You may be surprised to hear that history suggests otherwise. It raises a very important question: Is playing the lottery even worth it?
What Is a Lottery?
The quick and dirty explanation is that people pay to pick numbers. If the numbers hit, they get all the money that everyone paid (less taxes and other terms and conditions). The longer it goes without anyone selecting the right numbers, the more numbers people buy and the higher the jackpot gets.
Who Plays the Lottery?
A whole lot of people play the lottery. That’s why the odds are so astronomically out of your favor. That said, people who already feel financially well-off are much less likely to play. This is one of the reasons many of the winners have money management issues. They go from not having very much, to having more than they know what to do with.
Of those that do play, most of them don’t expect to win. In fact, buying lottery tickets can become something of a habit. Some people even go as far to view it as a de facto tax on the poor.
Struggles of the Winners
One would think winning the lottery would solve all their problems. This rarely ends up being the case. Some of the most successful lottery winners continued their lives as if they hadn’t won at all, putting their money in investments, paying off debts, or creating a rock-solid retirement portfolio.
As previously stated; a lot of the people who win act in a more celebratory fashion. They buy things they could have never bought before and flaunt their new lifestyle out of excitement.
Unfortunately, this typically doesn’t end well. Family, friends, and even strangers can feel entitled to their winnings just because of their proximity to them. Many lottery winners are robbed, scammed, or extorted, usually by people they know.

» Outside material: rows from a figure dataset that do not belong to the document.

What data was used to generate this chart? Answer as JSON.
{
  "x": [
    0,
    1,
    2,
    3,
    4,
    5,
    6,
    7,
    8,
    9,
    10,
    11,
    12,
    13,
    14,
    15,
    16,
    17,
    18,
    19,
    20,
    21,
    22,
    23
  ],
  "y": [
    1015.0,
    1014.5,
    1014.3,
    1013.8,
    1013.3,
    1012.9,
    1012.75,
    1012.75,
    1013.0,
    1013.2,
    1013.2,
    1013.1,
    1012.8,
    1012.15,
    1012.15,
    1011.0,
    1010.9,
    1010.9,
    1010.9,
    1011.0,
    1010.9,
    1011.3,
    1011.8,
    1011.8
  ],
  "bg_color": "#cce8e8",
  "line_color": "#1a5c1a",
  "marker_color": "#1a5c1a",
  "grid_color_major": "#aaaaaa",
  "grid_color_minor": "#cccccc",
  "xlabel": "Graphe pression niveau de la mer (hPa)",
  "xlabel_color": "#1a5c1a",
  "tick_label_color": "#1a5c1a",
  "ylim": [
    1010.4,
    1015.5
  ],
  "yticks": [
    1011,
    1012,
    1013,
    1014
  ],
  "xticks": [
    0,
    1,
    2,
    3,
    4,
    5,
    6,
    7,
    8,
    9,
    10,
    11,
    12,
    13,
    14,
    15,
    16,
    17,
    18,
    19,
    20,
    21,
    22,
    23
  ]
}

This is made all the worse by the fact that lottery winners are usually publicized. Everyone knows they won and they lose all anonymity. Fortunately, some local governments are realizing that this is a dangerous practice and have proposed legislation that would all lottery winners to stay anonymous for their own safety.
Then there’s the problem of blowing through the money. Despite how fun it is, it eventually runs out. If the things you buy appreciate in value, then this isn’t the worst thing in the world. If they don’t, then I hope you really like them, because they’ll be al you have.
Other Things You Can Do with Lottery Ticket Money
Depending on the State you live in, the average person spends as much as $700+ a year on lottery tickets. Over the course of a year, this is not necessarily an earthshattering amount of money. However, the fact that you are almost certainly never going to see a return on the investment, why not put it somewhere more useful.
$700 in one year becomes $7,000 in ten years, $14,000 in twenty. Even if you just put the price of a lottery ticket in your bank account however often you buy them, you find yourself at a net positive. On the other hand, there are tons of low-cost investment sites growing in popularity. It’s not a sure thing, but it’s better than 302.5 million to 1 odds you have with a mega super jackpot.